Little Girl: So then what happened?
Grandpa: A time of great trouble and strife came onto the Lands. The greedy nobles overstepped the boundaries of greed. They sold the rights to the Air itself, they looted the coffers with nary a look over their shoulder. The Mad Monk and the In-and-out Breathing One would each stop eating for days together, unless they too were given the right to govern. While the Glorious Lady with the Priceless Bag came to charm the Silent and his men, her minions the Green Ghosts killed and massacred by the dozens. In all, bad times.

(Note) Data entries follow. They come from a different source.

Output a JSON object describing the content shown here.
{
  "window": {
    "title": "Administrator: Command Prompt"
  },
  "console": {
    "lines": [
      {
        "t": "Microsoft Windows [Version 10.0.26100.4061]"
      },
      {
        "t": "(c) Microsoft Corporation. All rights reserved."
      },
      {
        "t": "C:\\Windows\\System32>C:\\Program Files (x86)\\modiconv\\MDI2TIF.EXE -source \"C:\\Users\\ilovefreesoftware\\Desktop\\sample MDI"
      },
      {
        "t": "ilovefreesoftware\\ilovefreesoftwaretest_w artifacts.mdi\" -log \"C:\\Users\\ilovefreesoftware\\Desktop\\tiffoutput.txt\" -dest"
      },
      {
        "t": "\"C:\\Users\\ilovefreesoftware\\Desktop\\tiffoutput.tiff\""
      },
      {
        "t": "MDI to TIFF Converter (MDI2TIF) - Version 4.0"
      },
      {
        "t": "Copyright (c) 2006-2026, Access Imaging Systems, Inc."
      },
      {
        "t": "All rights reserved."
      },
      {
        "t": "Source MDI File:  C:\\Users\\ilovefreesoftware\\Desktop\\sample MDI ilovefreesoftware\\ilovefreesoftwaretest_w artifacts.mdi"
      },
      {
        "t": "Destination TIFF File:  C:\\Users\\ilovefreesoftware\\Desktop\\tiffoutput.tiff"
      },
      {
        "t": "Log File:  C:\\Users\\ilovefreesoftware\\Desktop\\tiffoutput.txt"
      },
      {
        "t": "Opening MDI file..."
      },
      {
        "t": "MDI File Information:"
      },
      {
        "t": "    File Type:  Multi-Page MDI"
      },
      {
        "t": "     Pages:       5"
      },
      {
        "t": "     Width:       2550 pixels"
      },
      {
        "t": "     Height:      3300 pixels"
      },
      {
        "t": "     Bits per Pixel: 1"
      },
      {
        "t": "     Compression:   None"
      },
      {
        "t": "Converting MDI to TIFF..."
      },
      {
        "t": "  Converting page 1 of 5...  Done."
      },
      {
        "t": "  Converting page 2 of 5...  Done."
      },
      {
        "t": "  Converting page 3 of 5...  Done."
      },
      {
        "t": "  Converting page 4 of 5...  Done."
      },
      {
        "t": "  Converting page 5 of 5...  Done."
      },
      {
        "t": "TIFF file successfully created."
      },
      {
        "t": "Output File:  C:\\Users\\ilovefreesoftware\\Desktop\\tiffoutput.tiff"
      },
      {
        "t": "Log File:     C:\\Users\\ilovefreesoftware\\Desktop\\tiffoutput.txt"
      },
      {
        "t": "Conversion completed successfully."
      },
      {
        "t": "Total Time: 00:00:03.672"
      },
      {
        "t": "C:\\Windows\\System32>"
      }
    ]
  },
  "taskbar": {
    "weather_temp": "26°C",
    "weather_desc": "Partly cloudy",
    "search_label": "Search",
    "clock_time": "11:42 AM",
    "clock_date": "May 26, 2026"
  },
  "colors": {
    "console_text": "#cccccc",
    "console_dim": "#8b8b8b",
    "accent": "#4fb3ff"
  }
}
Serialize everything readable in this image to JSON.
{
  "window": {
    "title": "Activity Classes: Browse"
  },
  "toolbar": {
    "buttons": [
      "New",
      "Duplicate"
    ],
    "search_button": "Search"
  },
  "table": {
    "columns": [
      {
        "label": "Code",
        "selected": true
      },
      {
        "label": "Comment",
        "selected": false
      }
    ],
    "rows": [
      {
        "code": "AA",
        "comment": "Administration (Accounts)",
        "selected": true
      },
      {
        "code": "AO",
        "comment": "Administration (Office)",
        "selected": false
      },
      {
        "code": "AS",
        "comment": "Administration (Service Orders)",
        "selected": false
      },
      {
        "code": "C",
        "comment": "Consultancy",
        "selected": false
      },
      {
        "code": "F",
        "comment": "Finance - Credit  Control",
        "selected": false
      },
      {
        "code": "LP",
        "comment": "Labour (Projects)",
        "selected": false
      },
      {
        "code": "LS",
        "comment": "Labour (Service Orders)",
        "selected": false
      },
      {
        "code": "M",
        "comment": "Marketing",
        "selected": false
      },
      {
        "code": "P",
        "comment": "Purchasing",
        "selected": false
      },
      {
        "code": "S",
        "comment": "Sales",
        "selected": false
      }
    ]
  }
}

The Wise Men of the Hand had been forever confident about handling the Orange Knights, weak as they had become, digging their knives into each other, old and infirm, sometimes dancing for no rhyme or reason. But then their real enemy, an Orange Knight himself but still distinct, the Renegade Ruler of the Western Provinces, hated and feared and loved, grew in power and influence. The strategy of shielding the Boy Prince and giving him Troubadour-manufactured successes was now coming to an end.
Finally when the Queen Mother fell ill, The Wise Men of the Hand now decided, together with the Queen Mother, that the time was right to give the Boy Prince the Great Sword, a mythical weapon that is held by the ruler of the Line of Gandhars, the one the Queen Mother had been guarding. He was not to be made the king yet, the Silent was to take the fall-out of the strife that had engulfed the lands till the time was right. But the world was told that the Boy Prince was now ready to rule, ready to take over the mantle of what was his by birthright.
Little Girl: Then? Did he ascend the throne? Did he cross swords with the Renegade Ruler of the Western Provinces?
Grandpa: I shall tell you some other day little one. For now I must watch TV. Rakhi Sawant’s “Gajab Desh Ki Ajab Kahani” is about to begin. I need my fairy-tales too, don’t I?